Disturbing Japanese story of the year

It was in Time magazine in June, but I missed it then. (Of course, what the nation needs is younger people more involved, and not in a solo way.)

Phillip Adams - professional dill?

Back in March 2006, I noted how one Radio National fixture (Robyn Williams - who has run the Science Show forever) admitted that he had not remembered that when you catch a plane from Australia in summer to go to New York, it might just be cold at the destination. He wore sandals and (I think) shorts on the plane. Just how many people with a university education and a lifetime of thinking about science do that?

(Men who don't wear closed in footwear on long international flights have always annoyed me anyway: feet and sandals can smell, and I don't reckon they could be as inherently safe as proper shoes in an emergency exit situation.)

Well, a lack of common sense seems to be thriving at Radio National, particularly in the overtly political broadcasters.
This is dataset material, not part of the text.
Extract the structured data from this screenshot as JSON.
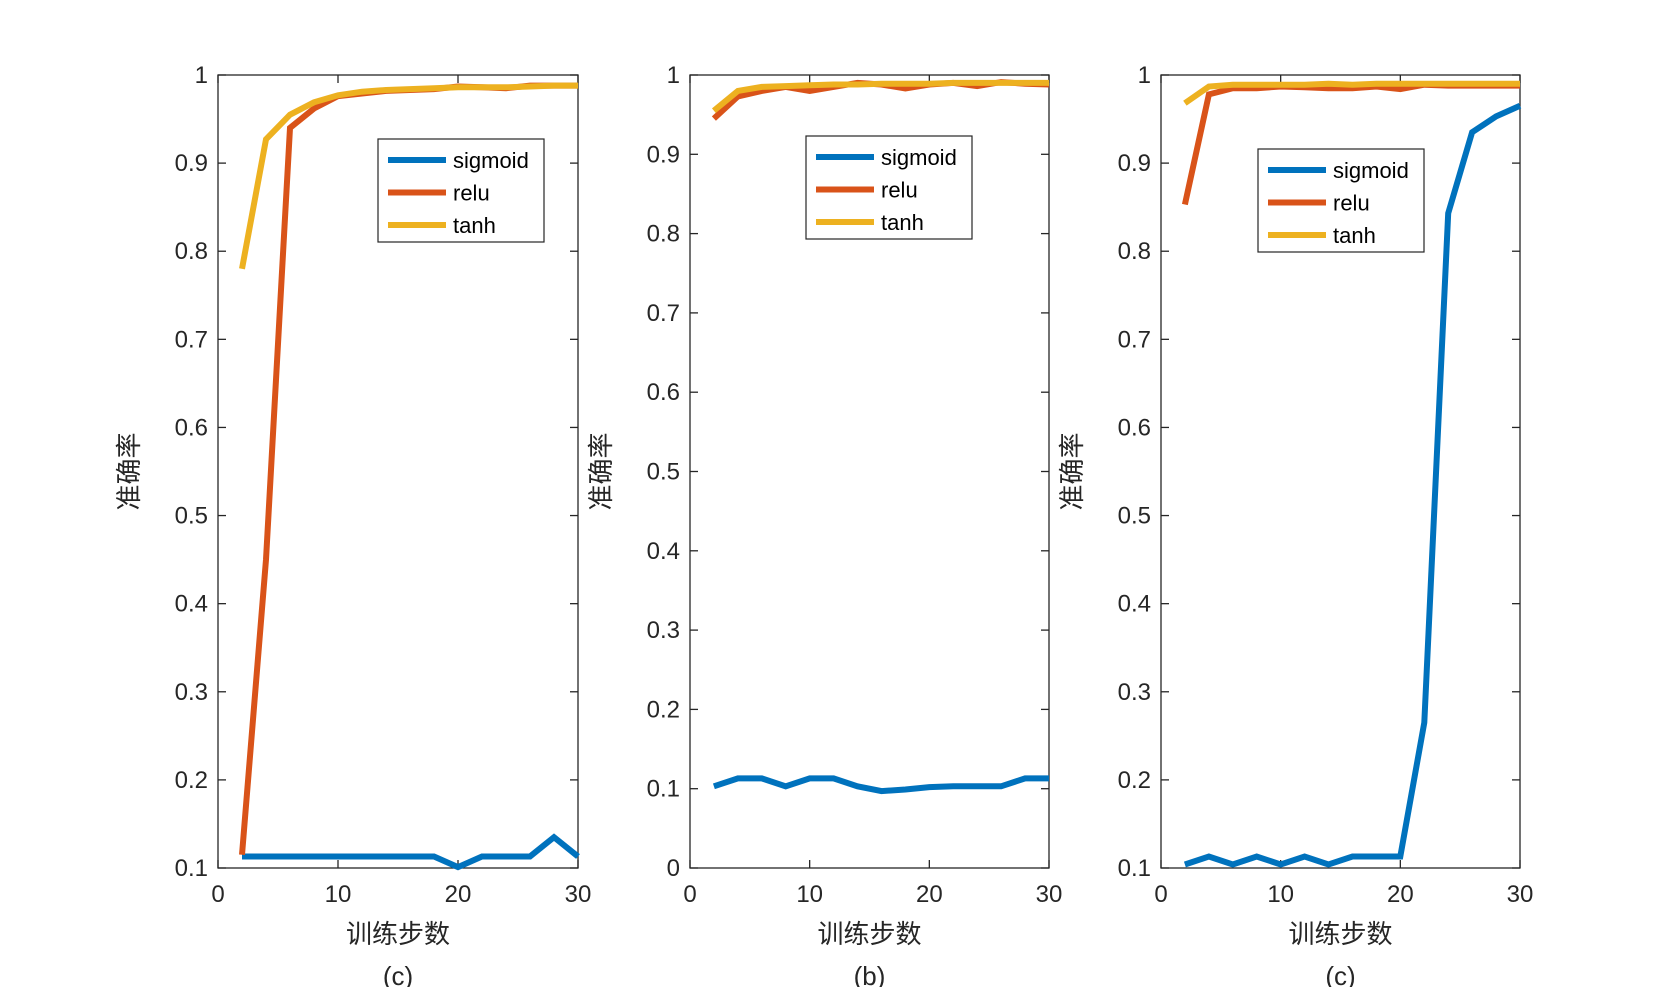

Phillip Adams on Wednesday night seemed to have a bit of time to kill, and started his show by detailing his misadventures in getting into his Sydney home. You can listen to it here, but I'll summarise from memory:

a. due to some accident, he has been using only one eye this week;
b. he realised a couple of nights ago during his evening radio show that he had locked himself out of his Sydney house;
c. his house is narrow but 4 levels high;
d. he decided to get in by climbing up to the 3rd level balcony with an extension ladder, which he had trouble working out how to use properly;
e. this he did, in the dark and (by the sounds of it) by himself;
f. he got up to the balcony (the door to which he presumably does not lock) and got inside;
g. his monitored alarm system then went off, waking up the neighbours (as his show ends at 11pm, this was presumably around midnight);
h. the alarm company rang and asked for his password. He could not remember it, nor even his own phone number (!)

He did not bring this up, but he is aged 69. He is well know for his Egyptian artefact collection, and made his millions in advertising.

So, the next time you see a one eyed, grey, rich, somewhat overweight 69 year old man teetering three levels up on an extension ladder in Paddington, you might want to call out to him :"Phillip, there is such a thing as a 24 hour locksmith, you know!"